The impact of group awareness on CSCL regulated learning process: Insights from an ordered network analysis (ONA)
摘要
With the growing adoption of Computer-Supported Collaborative Learning (CSCL), learners’ regulatory abilities have become crucial for enhancing learning quality and collaborative efficiency. Group awareness, an information mechanism integrating behavioral, cognitive, and social data and feedback, helps learners perceive their own and others’ collaborative states, thereby supporting individual and group regulation. However, research on the impact of group awareness on regulatory learning remains limited. This study developed three AI-based group awareness tools (behavioral, cognitive, and social) to enable real-time group awareness during collaborative discussions in CSCL. A quasi-experimental design was conducted in an authentic teaching context with three experimental groups and one control group. Multiple data sources, including log records, discussion texts, learning outcomes, and questionnaires, were analyzed using one-way ANOVA and Ordered Network Analysis (ONA) to evaluate regulatory abilities, learning performance, and regulation pathways. Results indicated that all three tools improved regulatory abilities, though the differences were not statistically significant. The behavioral group performed better in formative assessments, while the cognitive and social groups excelled in summative assessments; the control group performed the weakest. Methodologically, ONA combines node temporal information, directionality, and hierarchical structure to reveal the evolution of interactive behaviors and collaborative relationships, overcoming the limitations of static network analysis.

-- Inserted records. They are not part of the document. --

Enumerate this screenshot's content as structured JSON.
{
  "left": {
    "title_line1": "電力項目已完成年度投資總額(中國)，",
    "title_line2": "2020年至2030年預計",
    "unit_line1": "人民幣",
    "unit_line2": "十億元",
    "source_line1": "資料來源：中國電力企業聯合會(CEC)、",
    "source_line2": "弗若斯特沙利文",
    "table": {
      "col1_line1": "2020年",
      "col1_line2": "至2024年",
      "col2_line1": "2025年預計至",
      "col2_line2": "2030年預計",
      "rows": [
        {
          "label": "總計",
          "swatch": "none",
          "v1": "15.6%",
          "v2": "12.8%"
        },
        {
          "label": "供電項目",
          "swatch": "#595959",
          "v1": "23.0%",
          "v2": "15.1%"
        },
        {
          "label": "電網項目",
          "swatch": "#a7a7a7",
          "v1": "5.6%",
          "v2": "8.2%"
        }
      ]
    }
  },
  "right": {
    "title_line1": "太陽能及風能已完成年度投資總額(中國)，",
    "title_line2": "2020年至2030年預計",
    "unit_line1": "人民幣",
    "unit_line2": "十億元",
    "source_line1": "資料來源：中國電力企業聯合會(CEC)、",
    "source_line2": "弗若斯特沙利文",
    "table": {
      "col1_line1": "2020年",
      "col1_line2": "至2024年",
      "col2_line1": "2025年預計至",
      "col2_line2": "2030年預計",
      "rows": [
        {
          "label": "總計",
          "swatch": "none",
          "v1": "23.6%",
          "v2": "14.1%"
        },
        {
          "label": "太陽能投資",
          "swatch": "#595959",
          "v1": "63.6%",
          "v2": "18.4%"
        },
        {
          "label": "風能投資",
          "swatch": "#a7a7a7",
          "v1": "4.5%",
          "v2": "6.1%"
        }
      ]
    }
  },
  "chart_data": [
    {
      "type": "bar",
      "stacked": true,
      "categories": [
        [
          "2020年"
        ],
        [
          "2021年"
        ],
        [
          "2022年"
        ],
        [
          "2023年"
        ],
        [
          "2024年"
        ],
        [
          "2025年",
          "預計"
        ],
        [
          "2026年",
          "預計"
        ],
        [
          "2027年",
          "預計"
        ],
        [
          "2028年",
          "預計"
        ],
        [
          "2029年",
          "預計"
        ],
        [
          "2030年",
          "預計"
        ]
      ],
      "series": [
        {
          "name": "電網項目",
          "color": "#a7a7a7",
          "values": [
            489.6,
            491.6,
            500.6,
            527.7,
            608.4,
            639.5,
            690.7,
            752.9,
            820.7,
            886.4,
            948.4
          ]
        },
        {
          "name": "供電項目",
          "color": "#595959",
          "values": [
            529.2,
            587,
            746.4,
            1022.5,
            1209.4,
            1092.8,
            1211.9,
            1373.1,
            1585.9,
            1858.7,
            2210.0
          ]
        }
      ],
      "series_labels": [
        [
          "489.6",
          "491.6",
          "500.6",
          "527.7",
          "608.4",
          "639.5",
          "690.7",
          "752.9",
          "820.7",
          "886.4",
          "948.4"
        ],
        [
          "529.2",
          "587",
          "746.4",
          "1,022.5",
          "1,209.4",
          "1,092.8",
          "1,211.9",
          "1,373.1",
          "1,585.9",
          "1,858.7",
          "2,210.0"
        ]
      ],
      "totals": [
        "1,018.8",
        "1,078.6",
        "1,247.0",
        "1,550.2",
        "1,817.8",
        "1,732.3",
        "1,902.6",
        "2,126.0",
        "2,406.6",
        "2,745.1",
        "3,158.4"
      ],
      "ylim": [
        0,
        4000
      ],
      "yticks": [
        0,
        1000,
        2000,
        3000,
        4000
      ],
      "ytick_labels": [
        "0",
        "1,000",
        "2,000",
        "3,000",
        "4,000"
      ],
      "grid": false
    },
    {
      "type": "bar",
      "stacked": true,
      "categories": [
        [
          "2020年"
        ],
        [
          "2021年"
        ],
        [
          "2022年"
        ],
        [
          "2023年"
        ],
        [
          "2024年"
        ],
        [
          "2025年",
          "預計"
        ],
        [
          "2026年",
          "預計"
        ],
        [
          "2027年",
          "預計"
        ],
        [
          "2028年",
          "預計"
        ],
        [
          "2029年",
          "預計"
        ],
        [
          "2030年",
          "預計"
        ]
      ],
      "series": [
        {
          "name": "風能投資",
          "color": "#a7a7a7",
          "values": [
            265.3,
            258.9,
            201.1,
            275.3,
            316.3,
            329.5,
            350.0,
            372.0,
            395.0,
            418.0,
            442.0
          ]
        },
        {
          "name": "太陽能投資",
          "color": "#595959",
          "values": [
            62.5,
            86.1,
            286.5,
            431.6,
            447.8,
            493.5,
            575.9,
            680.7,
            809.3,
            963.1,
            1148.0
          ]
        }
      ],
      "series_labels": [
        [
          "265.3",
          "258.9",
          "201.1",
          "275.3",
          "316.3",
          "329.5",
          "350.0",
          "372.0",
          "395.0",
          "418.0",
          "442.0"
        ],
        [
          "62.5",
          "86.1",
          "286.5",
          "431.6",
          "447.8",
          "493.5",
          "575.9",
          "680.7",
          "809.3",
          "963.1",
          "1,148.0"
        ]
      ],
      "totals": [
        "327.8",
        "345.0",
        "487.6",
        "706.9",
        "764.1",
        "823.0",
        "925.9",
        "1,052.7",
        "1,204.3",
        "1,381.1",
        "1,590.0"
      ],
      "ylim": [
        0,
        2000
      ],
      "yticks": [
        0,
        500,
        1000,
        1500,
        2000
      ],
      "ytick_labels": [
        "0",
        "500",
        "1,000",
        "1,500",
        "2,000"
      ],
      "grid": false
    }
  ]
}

ONA identified distinct regulatory patterns: the control group followed a loose “monitoring-planning” sequence, the behavioral group formed a closed loop of “planning-monitoring-adjustment-re-planning”, the cognitive group adopted a post-regulation pattern of “adjustment-monitoring”, and the social group showed a dynamic collaborative chain of “planning-monitoring-adjustment”. These findings provide theoretical and practical implications for designing intelligent, personalized regulation support strategies and instructional interventions.